We are already seeing results. One of the most popular sections of the “Science: So What” website has been “Questions Kids Ask”, which answers provocative questions from school children. Providing explanations as to how fish breathe underwater or why we see lightning before we hear thunder has really grabbed young people’s attention.
Sense of ownership
Alongside our record investment in science, it is campaigns like these – which highlight our shared stake in science – which will contribute towards a growing sense of public ownership of UK science.
So what of the future? If re-elected we would continue to sponsor campaigns. We would continue to maintain investment in science. We would continue to support the inspirational work of science ambassadors. And by delivering strong economic growth in the years ahead, we would enable more people to not only see but enjoy the benefits of science.
Evan Harris would help everyone engage
There is a perception that science is different from other cultural or intellectual pursuits. Unlike sport, art, or music, it’s harder for anyone to ‘have a go’ at science.
A sense of elitism can form – and Liberal Democrats want to find ways of bridging the ‘them and us’ divide. Not only do we want to see the brightest from every socio-economic and other social group be able to make careers in science – which is why we would cut the debt burden that deters students from looking at careers in teaching and research — but we want people from all walks of life to be able to engage with science. Science is a public good, just like art and sport.
For instance, during the debates on hybrid embryos, I convened a group which encouraged and organised scientists to talk directly to journalists and not hide behind spokespeople. It worked. As the Science Media Centre has also shown, that is a far better way to engage the public.
On too many occasions the approach by scientists, the science community and even of politicians has been ‘best not to comment on that story’. Silence is never the right answer when faced with public controversy, or even journalistic mischief. As the story of our fight back over the animal research lab in Oxford showed, engagement has been shown to work, especially when it’s scientists themselves that do it.
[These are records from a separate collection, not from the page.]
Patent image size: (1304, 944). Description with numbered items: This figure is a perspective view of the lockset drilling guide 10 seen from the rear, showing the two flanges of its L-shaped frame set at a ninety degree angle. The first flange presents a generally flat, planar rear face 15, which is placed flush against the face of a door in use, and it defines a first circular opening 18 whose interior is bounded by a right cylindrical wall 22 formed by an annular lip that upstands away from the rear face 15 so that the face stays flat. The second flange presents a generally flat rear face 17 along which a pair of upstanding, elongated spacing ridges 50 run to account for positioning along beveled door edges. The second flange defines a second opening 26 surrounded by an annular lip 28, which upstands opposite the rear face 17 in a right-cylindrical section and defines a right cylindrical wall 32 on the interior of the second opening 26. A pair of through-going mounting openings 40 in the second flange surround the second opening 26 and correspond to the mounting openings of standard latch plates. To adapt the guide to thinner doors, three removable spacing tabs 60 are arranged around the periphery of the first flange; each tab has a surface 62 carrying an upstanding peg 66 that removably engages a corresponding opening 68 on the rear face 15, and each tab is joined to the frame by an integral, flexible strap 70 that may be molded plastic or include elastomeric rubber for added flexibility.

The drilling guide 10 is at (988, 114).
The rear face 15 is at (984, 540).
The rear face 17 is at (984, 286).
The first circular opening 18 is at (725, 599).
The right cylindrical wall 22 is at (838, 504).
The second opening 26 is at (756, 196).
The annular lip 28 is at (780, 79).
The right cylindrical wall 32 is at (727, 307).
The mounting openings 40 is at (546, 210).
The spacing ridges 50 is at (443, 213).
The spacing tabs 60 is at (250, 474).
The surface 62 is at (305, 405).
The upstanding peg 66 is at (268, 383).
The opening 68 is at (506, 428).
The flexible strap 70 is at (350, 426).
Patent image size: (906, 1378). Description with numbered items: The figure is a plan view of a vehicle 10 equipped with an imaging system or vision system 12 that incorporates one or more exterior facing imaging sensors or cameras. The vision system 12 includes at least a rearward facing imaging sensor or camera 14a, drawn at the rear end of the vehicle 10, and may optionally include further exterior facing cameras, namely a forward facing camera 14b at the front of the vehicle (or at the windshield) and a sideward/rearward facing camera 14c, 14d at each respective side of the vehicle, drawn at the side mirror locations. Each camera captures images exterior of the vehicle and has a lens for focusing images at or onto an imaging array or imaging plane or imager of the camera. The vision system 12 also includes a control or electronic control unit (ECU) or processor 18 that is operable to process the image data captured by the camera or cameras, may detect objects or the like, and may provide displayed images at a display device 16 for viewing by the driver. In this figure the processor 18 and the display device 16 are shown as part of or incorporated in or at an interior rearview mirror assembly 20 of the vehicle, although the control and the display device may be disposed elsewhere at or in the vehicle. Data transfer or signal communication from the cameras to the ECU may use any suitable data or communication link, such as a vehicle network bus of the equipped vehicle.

So Liberal Democrats are committed to making such engagement more natural for scientists. We want to extend all PhDs to four years, with some of the extra time being used for funded and credited work in teaching and public engagement.
The science community should expect more from their politicians in terms of showing a lead. On the issues of MMR, the Human Tissue Bill, Independent Science Advice and Embryology and a host of other issues the Liberal Democrat front bench has consistently got it right, while the Conservatives have got in the Daily Mail and Labour have checked with their focus groups.
We also want to make engagement easier for non-scientists. Liberal Democrats would give all students the opportunity to study GCSE Physics, Chemistry and Biology as separate subjects, and have all such students taught by someone with appropriate science training, so that the public becomes more science literate.
We’ve also made the case for open-access publishing. The evidence shows that it need not (and must not) harm peer review standards. Access by more of the public and the general media to what real science looks like can help them distinguish it from pseudoscience.
The Liberal Democrat vision is one where more and more people engage with science, both in the workplace and out of it.